En los recién nacidos, el cuadro puede ser grave. “Puede provocar encefalitis, convulsiones y dejar secuelas en el desarrollo neurológico”, sostuvo. Esta advertencia refuerza la necesidad de extremar los cuidados en mujeres embarazadas, un grupo particularmente vulnerable frente a esta enfermedad.
Prevención: lo que hay que sostener en casa
Las medidas preventivas vuelven a ser el eje central. El uso de repelentes adecuados es una de las herramientas más efectivas. “Deben contener DEET, con una concentración mínima del 10% y hasta un 30% en pediatría”, indicó Rea. También subrayó la importancia de reaplicarlos según las indicaciones, especialmente si la piel se moja.

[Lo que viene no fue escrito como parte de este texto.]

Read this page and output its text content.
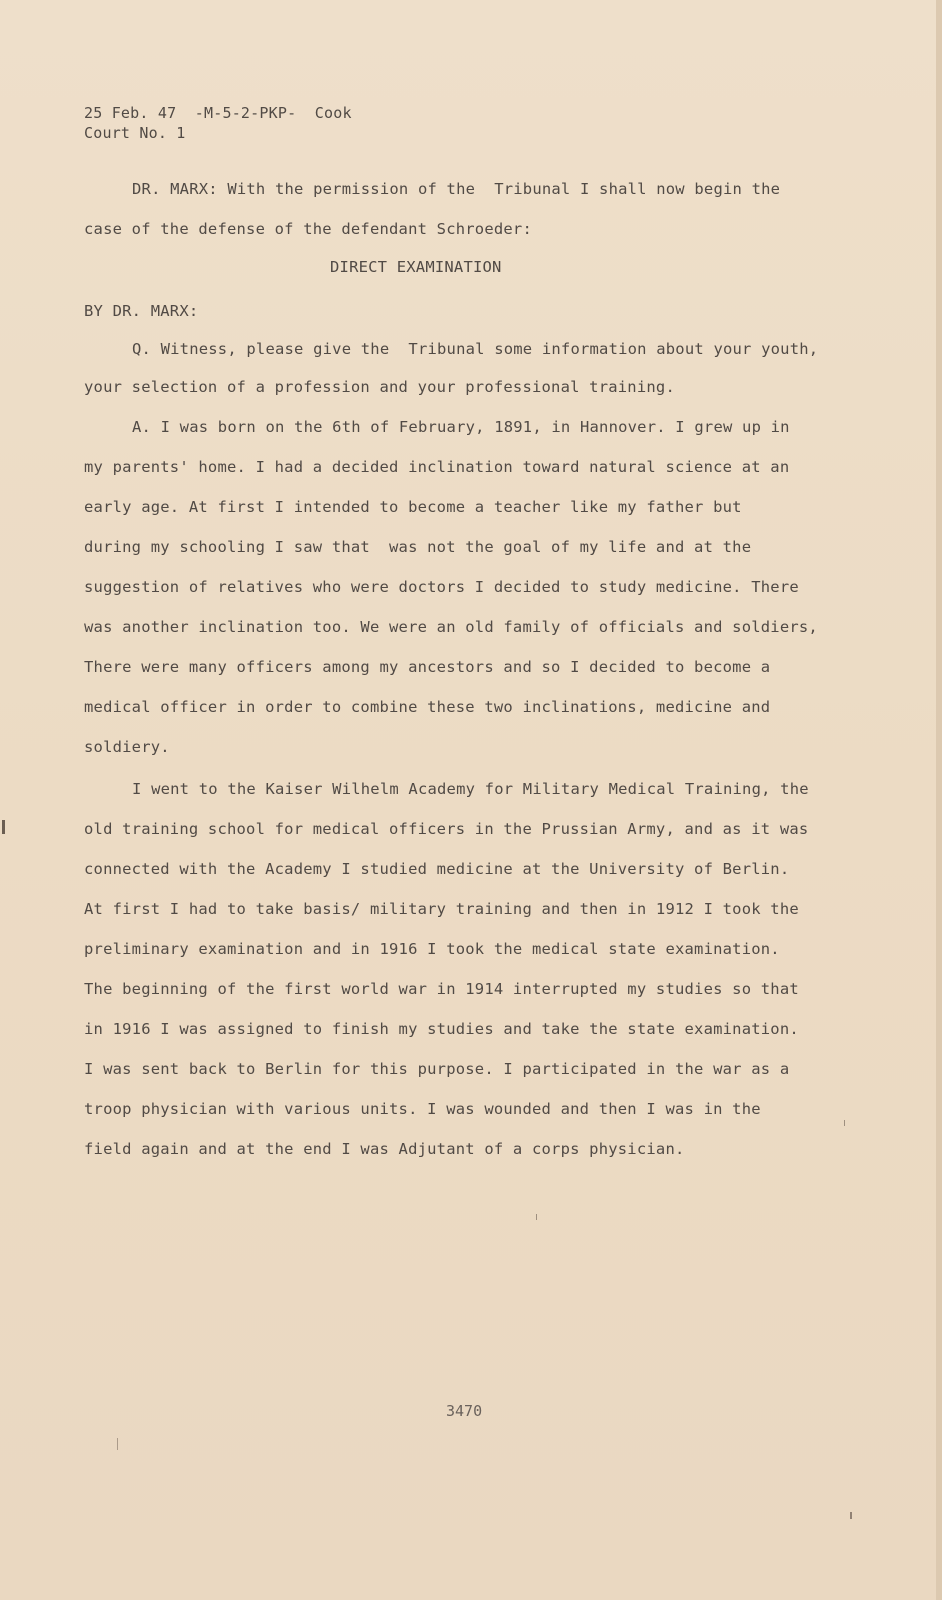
25 Feb. 47  -M-5-2-PKP-  Cook
Court No. 1
DR. MARX: With the permission of the  Tribunal I shall now begin the
case of the defense of the defendant Schroeder:
DIRECT EXAMINATION
BY DR. MARX:
Q. Witness, please give the  Tribunal some information about your youth,
your selection of a profession and your professional training.
A. I was born on the 6th of February, 1891, in Hannover. I grew up in
my parents' home. I had a decided inclination toward natural science at an
early age. At first I intended to become a teacher like my father but
during my schooling I saw that  was not the goal of my life and at the
suggestion of relatives who were doctors I decided to study medicine. There
was another inclination too. We were an old family of officials and soldiers,
There were many officers among my ancestors and so I decided to become a
medical officer in order to combine these two inclinations, medicine and
soldiery.
I went to the Kaiser Wilhelm Academy for Military Medical Training, the
old training school for medical officers in the Prussian Army, and as it was
connected with the Academy I studied medicine at the University of Berlin.
At first I had to take basis/ military training and then in 1912 I took the
preliminary examination and in 1916 I took the medical state examination.
The beginning of the first world war in 1914 interrupted my studies so that
in 1916 I was assigned to finish my studies and take the state examination.
I was sent back to Berlin for this purpose. I participated in the war as a
troop physician with various units. I was wounded and then I was in the
field again and at the end I was Adjutant of a corps physician.
3470
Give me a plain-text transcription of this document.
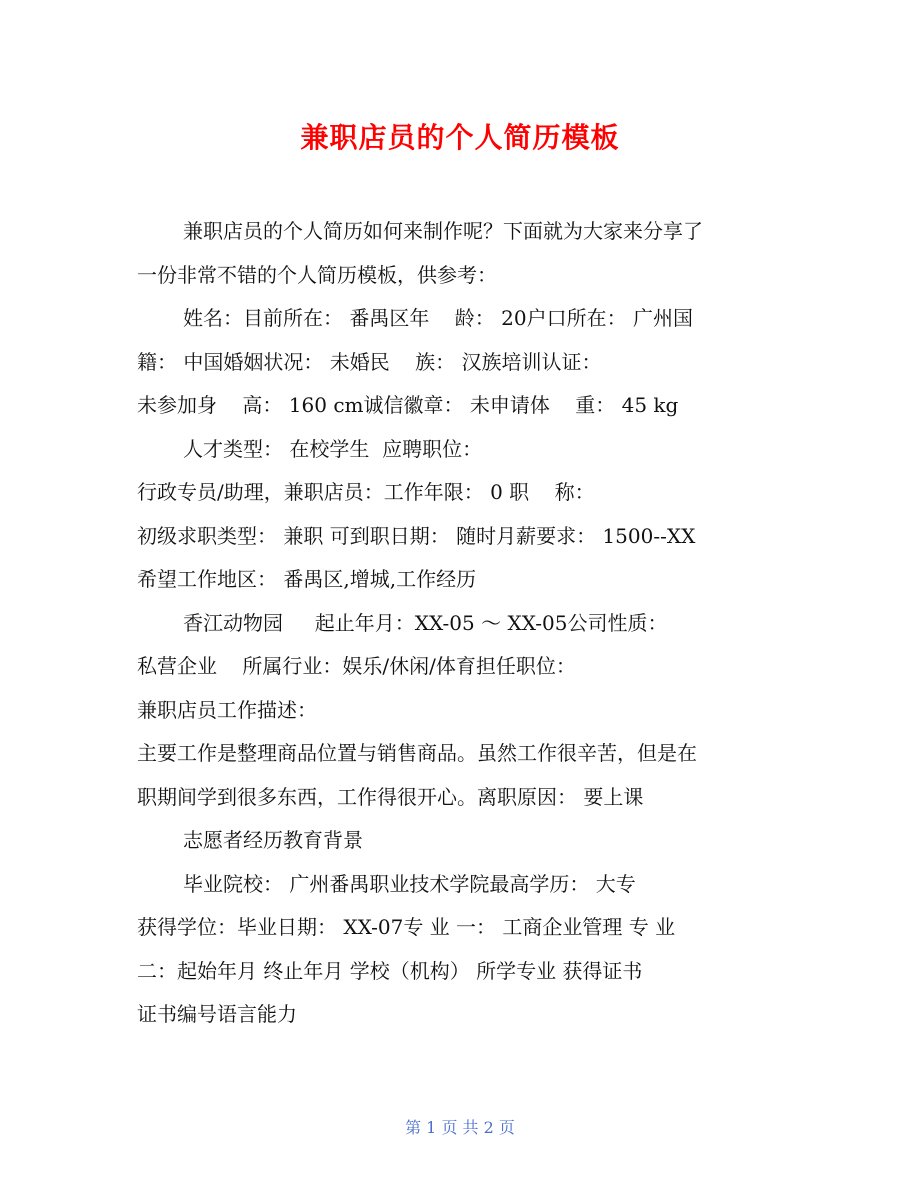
兼职店员的个人简历模板
兼职店员的个人简历如何来制作呢？下面就为大家来分享了
一份非常不错的个人简历模板，供参考：
姓名：目前所在： 番禺区年    龄： 20户口所在： 广州国
籍： 中国婚姻状况： 未婚民    族： 汉族培训认证：
未参加身    高： 160 cm诚信徽章： 未申请体    重： 45 kg
人才类型： 在校学生  应聘职位：
行政专员/助理，兼职店员：工作年限： 0 职    称：
初级求职类型： 兼职 可到职日期： 随时月薪要求： 1500--XX
希望工作地区： 番禺区,增城,工作经历
香江动物园     起止年月：XX-05 ～ XX-05公司性质：
私营企业    所属行业：娱乐/休闲/体育担任职位：
兼职店员工作描述：
主要工作是整理商品位置与销售商品。虽然工作很辛苦，但是在
职期间学到很多东西，工作得很开心。离职原因： 要上课
志愿者经历教育背景
毕业院校： 广州番禺职业技术学院最高学历： 大专
获得学位：毕业日期： XX-07专 业 一： 工商企业管理 专 业
二：起始年月 终止年月 学校（机构） 所学专业 获得证书
证书编号语言能力
第 1 页 共 2 页
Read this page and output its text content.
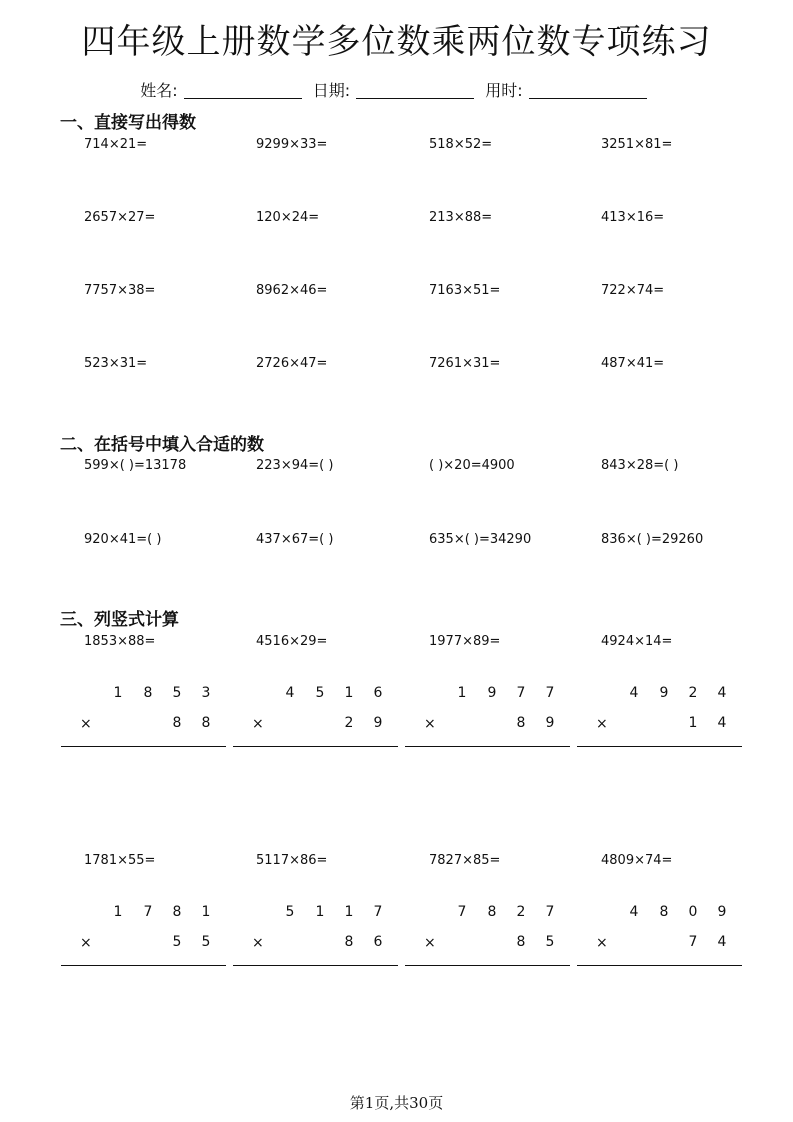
四年级上册数学多位数乘两位数专项练习
姓名:	日期:	用时:
一、直接写出得数
二、在括号中填入合适的数
三、列竖式计算
714×21=	9299×33=	518×52=	3251×81=
2657×27=	120×24=	213×88=	413×16=
7757×38=	8962×46=	7163×51=	722×74=
523×31=	2726×47=	7261×31=	487×41=
599×( )=13178	223×94=( )	( )×20=4900	843×28=( )
920×41=( )	437×67=( )	635×( )=34290	836×( )=29260
1853×88=
1 8 5 3
×	8 8
4516×29=
4 5 1 6
×	2 9
1977×89=
1 9 7 7
×	8 9
4924×14=
4 9 2 4
×	1 4
1781×55=
1 7 8 1
×	5 5
5117×86=
5 1 1 7
×	8 6
7827×85=
7 8 2 7
×	8 5
4809×74=
4 8 0 9
×	7 4
第1页,共30页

En cuanto a los repelentes ambientales, como tabletas o líquidos, aclaró que su efectividad es limitada: “Funcionan siempre y cuando la persona esté a no más de un metro y medio”.
Para los bebés menores de dos meses, donde no se pueden aplicar estos productos, la recomendación es clara: utilizar tul en cunas y coches para evitar la exposición directa a las picaduras.
Consulta temprana y rol del pediatra
El chikungunya es una enfermedad de notificación obligatoria, por lo que ante síntomas compatibles se debe acudir al sistema de salud. “El pediatra va a evaluar, hacer la denuncia correspondiente y solicitar los estudios necesarios”, explicó.
La fiebre aparece como el principal signo de alerta. “Es la buchona, la que nos avisa que ha ingresado algún microorganismo al cuerpo”, expresó la especialista, en una definición clara para la comunidad.
Frente a este síntoma, recomendó administrar analgésicos indicados por el médico, priorizar la hidratación por sobre la alimentación y evitar la automedicación.
En un contexto de circulación viral sostenida, la información precisa y la prevención activa son claves para reducir el impacto del chikungunya en Tucumán, especialmente en los grupos más vulnerables como niños y embarazadas.